The Pro-Active Voice of the Morobe Business Sector

Life after the LNG Construction Boom

BUSINESSES in PNG are adjusting to the winding down of the construction phase of the PNG LNG project.

By Martyn Namorong

With the project more than 95% complete, there are limited opportunities for many who once enjoyed growth as a result of the construction phase.

In a March presentation to the Port Moresby Chamber of Commerce, Bank of PNG governor Loi Bakani urged the government to capitalise on the end of LNG construction.

“With the completion of the construction phase of the LNG project, the government should coordinate its efforts and priorities towards utilising the labour and capital that are released from the project,” Bakani said.

A recent Business Advantage PNG survey of PNG’s top CEOs also found that there had been a decline in business confidence.

Despite around half of the CEOs expecting increased profitability of their businesses, the number of businesses expecting reductions in profit had doubled and one third of businesses also anticipated reductions in their staffing levels this year.

Indeed, the government has done that by pumping billions of kina into the construction of vital infrastructure.

National budget figures indicate a doubling of infrastructure spending from K1.8 billion ($A693 million) in 2013 to K2.7 billion this year.

However, the Asian Development Bank’s outlook for 2014 highlighted weaknesses in implementation of projects by the government.

PNG’s generally unpredictable state of affairs is also reflected in the tendency for PNG’s economic variables to deviate from conventional wisdom.

Since the LNG project’s construction commenced in 2010, the real estate sector has been viewed as the proverbial “canary down the mine” with regards to the impacts of the LNG project on business.

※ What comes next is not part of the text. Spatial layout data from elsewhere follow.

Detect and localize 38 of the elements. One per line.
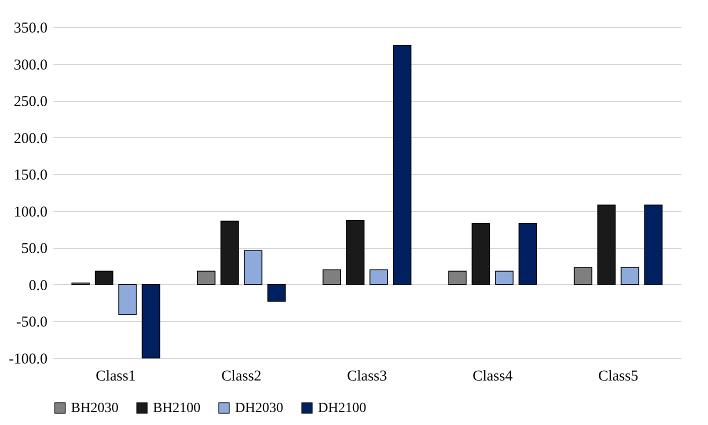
bar [597,204,616,285]
x-tick-label: Class2 [221,368,262,384]
legend-label: BH2030 [71,401,118,416]
bar [142,284,160,358]
bar [220,220,239,285]
legend-label: BH2100 [153,401,200,416]
x-tick-label: Class3 [346,368,388,384]
legend-label: DH2030 [235,401,284,416]
y-tick-label: -100.0 [8,352,48,368]
bar [620,267,640,285]
y-tick-label: -50.0 [16,314,48,331]
y-tick-label: 50.0 [21,241,48,258]
x-tick-label: Class5 [598,368,638,384]
y-tick-label: 200.0 [14,130,48,147]
bar [370,269,388,285]
y-tick-label: 350.0 [14,20,48,36]
bar [448,270,467,285]
bar [472,222,490,285]
x-tick-label: Class1 [96,368,136,384]
y-tick-label: 300.0 [14,57,48,74]
y-tick-label: 250.0 [14,94,48,110]
bar [392,44,412,285]
y-tick-label: 150.0 [14,168,48,184]
x-tick-label: Class4 [472,368,514,384]
bar [518,222,537,285]
bar [322,269,342,285]
y-tick-label: 100.0 [14,204,48,220]
bar [644,204,663,285]
y-tick-label: 0.0 [28,278,48,294]
bar [574,267,592,285]
bar [267,284,286,302]
bar [94,270,114,285]
legend-label: DH2100 [318,401,366,416]
bar [244,250,262,285]
bar [197,270,216,285]
bar [346,220,364,285]
bar [495,270,514,285]
bar [118,284,137,315]
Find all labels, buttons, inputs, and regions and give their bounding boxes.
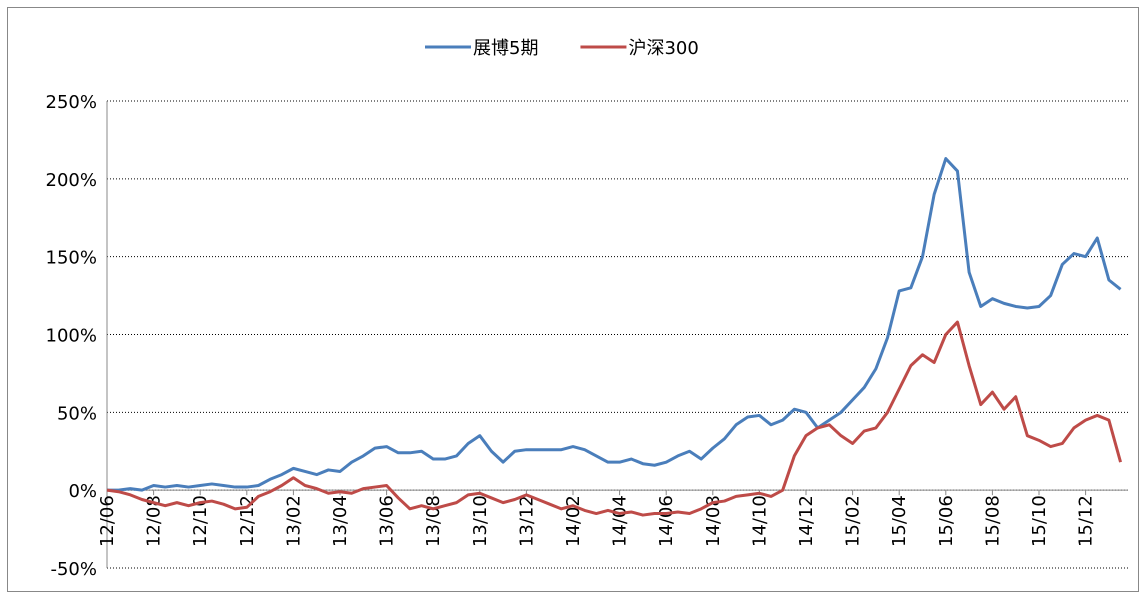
- x-tick-label: 13/12: [516, 495, 537, 547]
- x-tick-label: 14/08: [703, 495, 724, 547]
- y-tick-label: 0%: [68, 481, 97, 502]
- x-tick-label: 15/08: [982, 495, 1003, 547]
- x-tick-label: 14/06: [656, 495, 677, 547]
- x-tick-label: 15/10: [1029, 495, 1050, 547]
- x-tick-label: 12/10: [190, 495, 211, 547]
- x-tick-label: 15/02: [843, 495, 864, 547]
- legend-label: 沪深300: [628, 38, 698, 59]
- y-tick-label: 200%: [46, 170, 97, 191]
- y-tick-label: 150%: [46, 248, 97, 269]
- x-tick-label: 12/08: [144, 495, 165, 547]
- x-tick-label: 15/04: [889, 495, 910, 547]
- x-tick-label: 12/06: [97, 495, 118, 547]
- series-line: [106, 320, 1122, 517]
- y-tick-label: 50%: [57, 403, 97, 424]
- y-tick-label: 250%: [46, 92, 97, 113]
- x-tick-label: 14/02: [563, 495, 584, 547]
- y-tick-label: -50%: [50, 559, 97, 580]
- y-tick-label: 100%: [46, 326, 97, 347]
- x-tick-label: 15/12: [1076, 495, 1097, 547]
- x-tick-label: 12/12: [237, 495, 258, 547]
- x-tick-label: 13/08: [423, 495, 444, 547]
- x-tick-label: 14/12: [796, 495, 817, 547]
- x-tick-label: 14/10: [749, 495, 770, 547]
- x-tick-label: 13/02: [283, 495, 304, 547]
- x-tick-label: 14/04: [610, 495, 631, 547]
- series-line: [107, 157, 1122, 492]
- x-tick-label: 13/06: [377, 495, 398, 547]
- x-tick-label: 13/04: [330, 495, 351, 547]
- legend-label: 展博5期: [473, 38, 538, 59]
- x-tick-label: 15/06: [936, 495, 957, 547]
- x-tick-label: 13/10: [470, 495, 491, 547]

The profit margins of PNG’s two largest property investors, Nambawan Super and Nasfund, are seen as a relative indicator of the performance of the real estate sector.

Despite the slowdown in LNG construction beginning last year, both funds have reported record profits for 2013.
Nasfund’s net profit rose by 50% to K335 million, while Nambawan Super saw profits grow by 17% to K410 million.

Despite these results, Nasfund chairman Mel Togolo warned Nasfund members that 2014 might not be as fruitful due to the winding down of the LNG construction phase and softer commodity prices.

“The kina is also expected to depreciate by 10% against a backdrop of decline in volume of exports and strong import demand from the retail, construction, manufacturing, petroleum and finance sectors,” Togolo stressed.

“The challenge of continuing to deliver at the same levels as in the previous two years will be more arduous this year and members must expect this.”

The recent stellar performance of the real estate sector provided the opportunity for the largest LNG related landowner company Hides Gas Development Company to diversify its interests.

In mid-2013, HGDC bought out the franchise rights to LJ Hooker in PNG.

Landowner companies such as HGDC have benefited from preferential contracts with the PNG LNG project.

In the third quarter of last year, the LNG project spent K280 million on services procured from landowner companies – a total of K2.48 billion has been spent on similar services thus far.

It is little wonder that the winding down of the LNG project has some landowner companies worried.

Last year HGDC chairman Libe Parindali told Radio Australia that he would like to see the expansion of the list of business opportunities reserved for landowner companies.

“The so-called reserved business area activity needs to be opened up,” Parindali said.

“Now they allow us to do light vehicles, catering, security, labour hire, camp maintenance but what is there for the long-term?”

Perhaps the landowner companies were seeing that despite preferential treatment in some business areas, they had received less than a third of total procurement contracts given to PNG companies.

Of the K10.31 billion the LNG project has spent in the country, landowner companies have received K2.43 billion, with the remainder going to non-landowner PNG-based companies.

Having raised community expectations, many PNG LNG tied landowner companies are faced with the unenviable task of demobilising local workers.

Parindali warned of potential for trouble outside the barbed wire and mesh fences of PNG LNG camp sites.

“I can’t sustain this animal and the expectations that we have created,” he told Radio Australia.

“If we give the jobs away to outsiders, they will not worry about us and then outside the fence we will have the people with high expectations, who cause problems for the project.”